While the House committee has not released an official announcement of the hearing date, the industry source said the panel is likely focused on Sept. 27.
The source said committee staff members have had a difficult time nailing down a time Watt would be willing to testify.
But according to congressional sources, the committee has extended Watt an invitation to testify.
In a conversation with reporters last week, House Financial Services Committee Chairman Jeb Hensarling said the allegations against Watt should be examined. Watt is a former House Democrat from North Carolina, who served on the committee.
“This is something that hits close to home, because this is a former colleague of ours who we have served with and oversight of these agencies is the purview of Congress,” Hensarling said. “The individual allegations dealing with Mr.

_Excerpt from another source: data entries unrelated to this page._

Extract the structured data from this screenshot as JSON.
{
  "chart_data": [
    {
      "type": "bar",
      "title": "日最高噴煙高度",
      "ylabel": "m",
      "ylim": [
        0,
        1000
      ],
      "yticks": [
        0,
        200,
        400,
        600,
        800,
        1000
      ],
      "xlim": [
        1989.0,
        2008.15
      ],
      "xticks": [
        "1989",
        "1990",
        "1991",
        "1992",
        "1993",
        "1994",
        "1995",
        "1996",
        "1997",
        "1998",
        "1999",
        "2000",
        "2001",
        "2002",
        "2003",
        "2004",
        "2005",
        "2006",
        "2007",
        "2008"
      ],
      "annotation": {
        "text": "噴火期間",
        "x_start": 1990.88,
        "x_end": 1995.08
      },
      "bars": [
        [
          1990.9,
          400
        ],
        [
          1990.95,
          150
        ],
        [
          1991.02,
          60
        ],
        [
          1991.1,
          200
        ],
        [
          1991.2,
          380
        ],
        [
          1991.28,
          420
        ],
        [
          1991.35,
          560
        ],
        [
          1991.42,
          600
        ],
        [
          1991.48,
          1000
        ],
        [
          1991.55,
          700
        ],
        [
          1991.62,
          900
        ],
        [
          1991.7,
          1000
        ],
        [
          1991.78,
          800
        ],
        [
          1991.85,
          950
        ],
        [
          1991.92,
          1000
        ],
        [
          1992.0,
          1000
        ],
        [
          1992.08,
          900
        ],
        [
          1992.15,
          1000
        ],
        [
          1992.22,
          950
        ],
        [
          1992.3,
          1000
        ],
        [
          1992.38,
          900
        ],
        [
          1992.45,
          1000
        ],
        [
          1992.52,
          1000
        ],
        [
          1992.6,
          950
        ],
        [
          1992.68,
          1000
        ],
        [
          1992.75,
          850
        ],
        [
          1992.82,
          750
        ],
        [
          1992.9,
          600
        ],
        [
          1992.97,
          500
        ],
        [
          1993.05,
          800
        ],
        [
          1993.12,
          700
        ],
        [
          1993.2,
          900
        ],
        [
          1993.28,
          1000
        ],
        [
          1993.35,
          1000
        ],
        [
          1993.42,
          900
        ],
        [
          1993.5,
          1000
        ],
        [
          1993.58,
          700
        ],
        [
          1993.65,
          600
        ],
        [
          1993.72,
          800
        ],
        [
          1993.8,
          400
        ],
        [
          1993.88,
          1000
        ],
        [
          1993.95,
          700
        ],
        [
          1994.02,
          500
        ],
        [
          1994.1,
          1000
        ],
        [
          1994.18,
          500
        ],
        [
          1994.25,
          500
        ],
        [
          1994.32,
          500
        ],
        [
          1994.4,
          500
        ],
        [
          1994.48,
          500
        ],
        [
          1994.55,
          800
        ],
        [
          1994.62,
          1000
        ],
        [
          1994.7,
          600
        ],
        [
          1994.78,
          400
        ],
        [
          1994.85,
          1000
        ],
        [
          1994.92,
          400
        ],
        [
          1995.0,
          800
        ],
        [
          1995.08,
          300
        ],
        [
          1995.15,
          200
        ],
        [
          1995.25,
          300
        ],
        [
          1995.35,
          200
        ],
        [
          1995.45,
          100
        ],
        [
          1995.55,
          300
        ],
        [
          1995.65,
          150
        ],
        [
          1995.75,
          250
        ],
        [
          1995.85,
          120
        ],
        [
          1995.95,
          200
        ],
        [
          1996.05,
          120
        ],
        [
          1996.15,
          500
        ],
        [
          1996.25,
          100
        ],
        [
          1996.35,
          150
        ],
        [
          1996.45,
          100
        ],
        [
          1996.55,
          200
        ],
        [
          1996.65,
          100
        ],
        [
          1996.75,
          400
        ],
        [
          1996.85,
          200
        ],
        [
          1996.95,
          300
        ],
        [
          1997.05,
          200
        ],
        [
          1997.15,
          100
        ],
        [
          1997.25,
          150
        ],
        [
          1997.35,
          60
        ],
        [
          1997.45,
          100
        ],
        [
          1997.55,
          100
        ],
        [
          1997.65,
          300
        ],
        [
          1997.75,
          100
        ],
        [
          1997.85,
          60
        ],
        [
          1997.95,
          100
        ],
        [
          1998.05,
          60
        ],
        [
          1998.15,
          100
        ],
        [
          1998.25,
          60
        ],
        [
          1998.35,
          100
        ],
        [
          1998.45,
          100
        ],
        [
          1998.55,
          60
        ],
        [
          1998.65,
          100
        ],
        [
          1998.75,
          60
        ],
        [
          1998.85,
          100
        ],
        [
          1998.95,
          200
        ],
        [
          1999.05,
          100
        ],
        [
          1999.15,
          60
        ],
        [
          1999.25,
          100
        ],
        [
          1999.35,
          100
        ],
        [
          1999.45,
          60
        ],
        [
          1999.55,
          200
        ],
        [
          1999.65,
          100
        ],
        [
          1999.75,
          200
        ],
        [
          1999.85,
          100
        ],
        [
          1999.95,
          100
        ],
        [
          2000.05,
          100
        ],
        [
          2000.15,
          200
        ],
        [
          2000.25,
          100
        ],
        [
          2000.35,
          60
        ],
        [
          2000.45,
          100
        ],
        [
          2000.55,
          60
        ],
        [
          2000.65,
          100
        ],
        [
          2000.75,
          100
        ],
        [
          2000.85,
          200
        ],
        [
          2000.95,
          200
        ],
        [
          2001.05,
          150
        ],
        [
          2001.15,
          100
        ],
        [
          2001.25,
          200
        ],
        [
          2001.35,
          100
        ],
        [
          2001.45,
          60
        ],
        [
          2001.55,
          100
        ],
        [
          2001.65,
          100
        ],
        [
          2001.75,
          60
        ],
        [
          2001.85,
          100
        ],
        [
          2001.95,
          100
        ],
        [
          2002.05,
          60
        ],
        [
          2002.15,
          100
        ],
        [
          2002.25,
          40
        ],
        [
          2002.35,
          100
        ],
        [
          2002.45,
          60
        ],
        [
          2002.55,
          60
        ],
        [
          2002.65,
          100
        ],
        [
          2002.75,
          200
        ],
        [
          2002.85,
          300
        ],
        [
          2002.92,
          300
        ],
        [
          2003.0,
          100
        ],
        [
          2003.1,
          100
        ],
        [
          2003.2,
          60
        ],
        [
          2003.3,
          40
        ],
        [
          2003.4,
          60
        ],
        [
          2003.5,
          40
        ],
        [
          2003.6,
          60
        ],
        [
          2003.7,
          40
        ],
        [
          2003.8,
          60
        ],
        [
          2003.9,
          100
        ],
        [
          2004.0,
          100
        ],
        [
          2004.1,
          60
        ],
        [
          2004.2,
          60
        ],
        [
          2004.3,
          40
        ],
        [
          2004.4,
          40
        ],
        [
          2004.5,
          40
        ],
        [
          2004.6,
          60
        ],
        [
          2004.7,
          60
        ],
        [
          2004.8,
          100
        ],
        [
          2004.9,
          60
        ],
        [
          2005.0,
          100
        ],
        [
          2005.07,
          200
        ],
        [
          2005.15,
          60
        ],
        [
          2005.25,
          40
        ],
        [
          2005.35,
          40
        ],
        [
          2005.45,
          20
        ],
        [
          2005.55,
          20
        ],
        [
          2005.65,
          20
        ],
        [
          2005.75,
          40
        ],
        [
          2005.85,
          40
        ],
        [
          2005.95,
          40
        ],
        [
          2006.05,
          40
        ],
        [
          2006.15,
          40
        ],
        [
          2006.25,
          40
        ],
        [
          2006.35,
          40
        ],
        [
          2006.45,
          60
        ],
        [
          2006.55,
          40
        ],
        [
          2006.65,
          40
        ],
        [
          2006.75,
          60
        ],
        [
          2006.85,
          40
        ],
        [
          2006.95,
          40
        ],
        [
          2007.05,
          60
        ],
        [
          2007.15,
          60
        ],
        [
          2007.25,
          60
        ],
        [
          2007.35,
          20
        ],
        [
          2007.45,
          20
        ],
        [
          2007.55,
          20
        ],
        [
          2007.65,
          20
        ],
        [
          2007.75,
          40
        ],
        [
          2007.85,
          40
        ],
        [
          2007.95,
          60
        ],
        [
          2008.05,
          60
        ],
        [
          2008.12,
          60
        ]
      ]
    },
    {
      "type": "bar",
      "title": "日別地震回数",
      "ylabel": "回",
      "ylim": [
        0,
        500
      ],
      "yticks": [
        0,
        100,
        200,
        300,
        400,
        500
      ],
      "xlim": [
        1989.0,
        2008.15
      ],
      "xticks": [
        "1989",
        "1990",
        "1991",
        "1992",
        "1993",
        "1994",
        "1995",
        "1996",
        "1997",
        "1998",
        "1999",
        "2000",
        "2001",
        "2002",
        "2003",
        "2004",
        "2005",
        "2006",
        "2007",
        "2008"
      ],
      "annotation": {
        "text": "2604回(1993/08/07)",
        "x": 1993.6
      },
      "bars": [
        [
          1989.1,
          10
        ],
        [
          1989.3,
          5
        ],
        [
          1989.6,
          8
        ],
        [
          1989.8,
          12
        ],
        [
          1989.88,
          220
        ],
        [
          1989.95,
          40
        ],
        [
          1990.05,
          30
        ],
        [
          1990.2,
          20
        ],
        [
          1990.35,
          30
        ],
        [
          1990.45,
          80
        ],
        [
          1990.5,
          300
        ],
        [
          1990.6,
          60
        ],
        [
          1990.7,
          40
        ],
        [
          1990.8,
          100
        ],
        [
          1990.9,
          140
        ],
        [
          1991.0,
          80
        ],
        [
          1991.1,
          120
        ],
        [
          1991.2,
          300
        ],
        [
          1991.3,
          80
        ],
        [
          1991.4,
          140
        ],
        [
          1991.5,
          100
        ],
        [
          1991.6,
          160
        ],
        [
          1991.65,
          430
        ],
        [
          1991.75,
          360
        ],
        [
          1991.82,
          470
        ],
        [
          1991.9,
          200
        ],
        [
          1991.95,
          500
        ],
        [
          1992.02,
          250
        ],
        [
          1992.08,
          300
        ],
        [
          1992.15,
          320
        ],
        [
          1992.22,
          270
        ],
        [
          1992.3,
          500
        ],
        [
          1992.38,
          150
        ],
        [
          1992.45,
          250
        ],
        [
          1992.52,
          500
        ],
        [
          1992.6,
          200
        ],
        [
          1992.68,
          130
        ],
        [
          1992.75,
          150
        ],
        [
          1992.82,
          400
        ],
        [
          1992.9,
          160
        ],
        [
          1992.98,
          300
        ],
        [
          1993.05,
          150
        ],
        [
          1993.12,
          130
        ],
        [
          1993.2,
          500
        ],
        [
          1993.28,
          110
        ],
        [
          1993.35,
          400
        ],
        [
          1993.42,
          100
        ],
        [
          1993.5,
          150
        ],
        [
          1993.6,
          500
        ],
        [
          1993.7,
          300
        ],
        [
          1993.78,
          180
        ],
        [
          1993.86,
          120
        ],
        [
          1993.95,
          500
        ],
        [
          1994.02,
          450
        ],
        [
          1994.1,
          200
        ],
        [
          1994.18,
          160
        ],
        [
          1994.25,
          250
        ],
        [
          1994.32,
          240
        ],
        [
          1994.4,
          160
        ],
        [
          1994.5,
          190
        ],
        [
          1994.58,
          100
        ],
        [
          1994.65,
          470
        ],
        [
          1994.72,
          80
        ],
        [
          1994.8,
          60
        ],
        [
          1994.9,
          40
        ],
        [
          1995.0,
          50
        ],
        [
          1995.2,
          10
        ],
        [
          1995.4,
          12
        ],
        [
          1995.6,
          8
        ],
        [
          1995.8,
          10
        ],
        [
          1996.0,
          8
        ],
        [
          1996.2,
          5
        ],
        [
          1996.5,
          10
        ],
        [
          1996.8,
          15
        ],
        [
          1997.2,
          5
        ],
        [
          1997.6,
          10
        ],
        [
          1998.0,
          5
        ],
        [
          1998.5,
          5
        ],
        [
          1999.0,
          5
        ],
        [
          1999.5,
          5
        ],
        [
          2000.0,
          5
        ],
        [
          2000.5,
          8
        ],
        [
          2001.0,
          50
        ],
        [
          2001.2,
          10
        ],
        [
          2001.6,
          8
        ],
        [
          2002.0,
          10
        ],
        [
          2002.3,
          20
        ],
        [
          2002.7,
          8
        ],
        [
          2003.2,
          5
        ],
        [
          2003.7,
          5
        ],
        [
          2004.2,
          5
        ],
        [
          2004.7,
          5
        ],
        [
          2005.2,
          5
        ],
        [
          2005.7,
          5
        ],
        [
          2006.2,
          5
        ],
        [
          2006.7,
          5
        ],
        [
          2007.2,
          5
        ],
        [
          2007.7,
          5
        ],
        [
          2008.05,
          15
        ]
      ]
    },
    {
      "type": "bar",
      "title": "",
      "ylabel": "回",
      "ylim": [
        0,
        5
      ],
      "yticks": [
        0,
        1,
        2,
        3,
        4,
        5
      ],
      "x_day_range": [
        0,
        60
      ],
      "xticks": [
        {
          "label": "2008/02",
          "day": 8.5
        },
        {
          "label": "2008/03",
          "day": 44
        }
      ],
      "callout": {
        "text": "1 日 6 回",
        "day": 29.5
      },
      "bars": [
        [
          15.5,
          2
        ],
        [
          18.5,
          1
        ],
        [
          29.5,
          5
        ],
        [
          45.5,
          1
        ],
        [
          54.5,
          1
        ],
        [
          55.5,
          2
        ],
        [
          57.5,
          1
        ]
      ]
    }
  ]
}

Watt, again that’s not our primary responsibility, but we want to ensure that they are thoroughly and fairly investigated.”
Watt had previously reassured people close to him that he intended to fight his accuser’s claims and was confident that he would remain at his post until the end of his term in January, Bloomberg News reported in August.

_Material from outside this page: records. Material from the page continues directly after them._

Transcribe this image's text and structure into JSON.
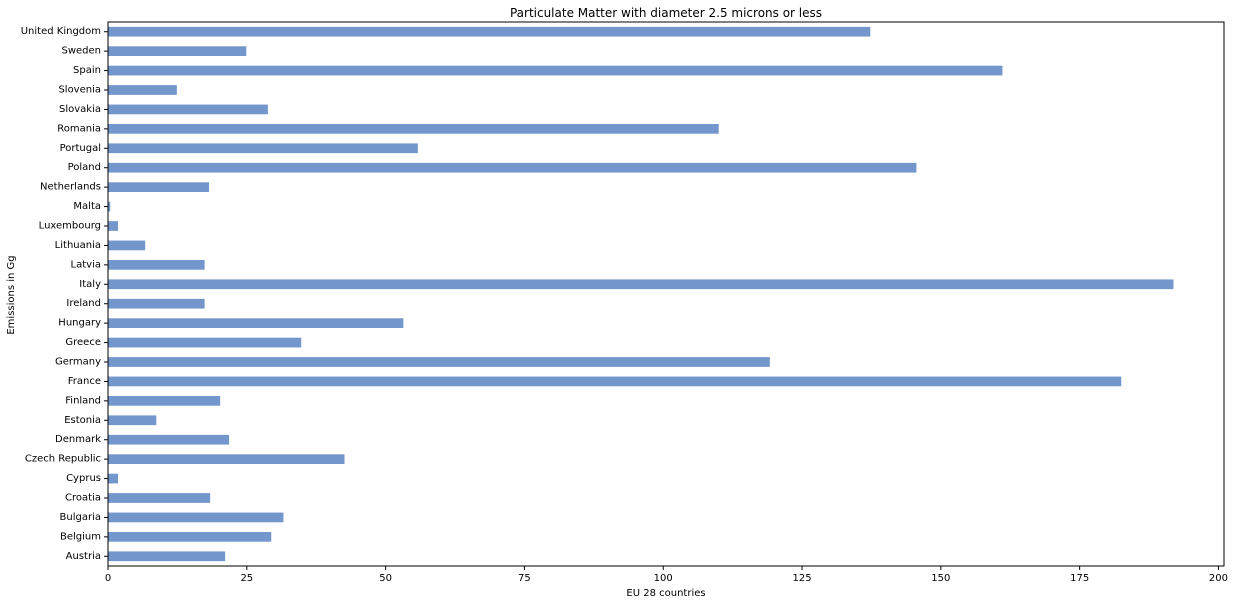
{
  "chart_data": {
    "type": "bar",
    "orientation": "horizontal",
    "title": "Particulate Matter with diameter 2.5 microns or less",
    "xlabel": "EU 28 countries",
    "ylabel": "Emissions in Gg",
    "xlim": [
      0,
      201
    ],
    "x_ticks": [
      0,
      25,
      50,
      75,
      100,
      125,
      150,
      175,
      200
    ],
    "grid": false,
    "bar_color": "#7396cc",
    "categories": [
      "United Kingdom",
      "Sweden",
      "Spain",
      "Slovenia",
      "Slovakia",
      "Romania",
      "Portugal",
      "Poland",
      "Netherlands",
      "Malta",
      "Luxembourg",
      "Lithuania",
      "Latvia",
      "Italy",
      "Ireland",
      "Hungary",
      "Greece",
      "Germany",
      "France",
      "Finland",
      "Estonia",
      "Denmark",
      "Czech Republic",
      "Cyprus",
      "Croatia",
      "Bulgaria",
      "Belgium",
      "Austria"
    ],
    "values": [
      137.3,
      24.9,
      161.1,
      12.4,
      28.8,
      110.0,
      55.8,
      145.6,
      18.2,
      0.4,
      1.8,
      6.7,
      17.4,
      191.9,
      17.4,
      53.2,
      34.8,
      119.2,
      182.5,
      20.2,
      8.7,
      21.8,
      42.6,
      1.8,
      18.4,
      31.6,
      29.4,
      21.1
    ]
  }
}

There is some confusion over what exactly the hearing will examine, and whether it will focus on the allegations against Watt, if there is appropriate oversight at the FHFA or if it will look into whether the government-sponsored enterprises have exceeded the scope of their charters. Hensarling announced the hearing along with Rep. Ann Wagner, R-Mo., who chairs the oversight and investigations subcommittee.
Wagner “might want to discuss the concerns about the GSEs actually lobbying for particular policy outcomes,” the source said.
However, Ike Brannon, the president of Capital Policy Analytics, said his presumption is that “any policy debate will get sidelined by discussions of” the sexual harassment allegations.
“I’d like to see his successor get nominated soon so he or she [will] be confirmed by January and hit the ground running, because the status quo is far from ideal,” he said.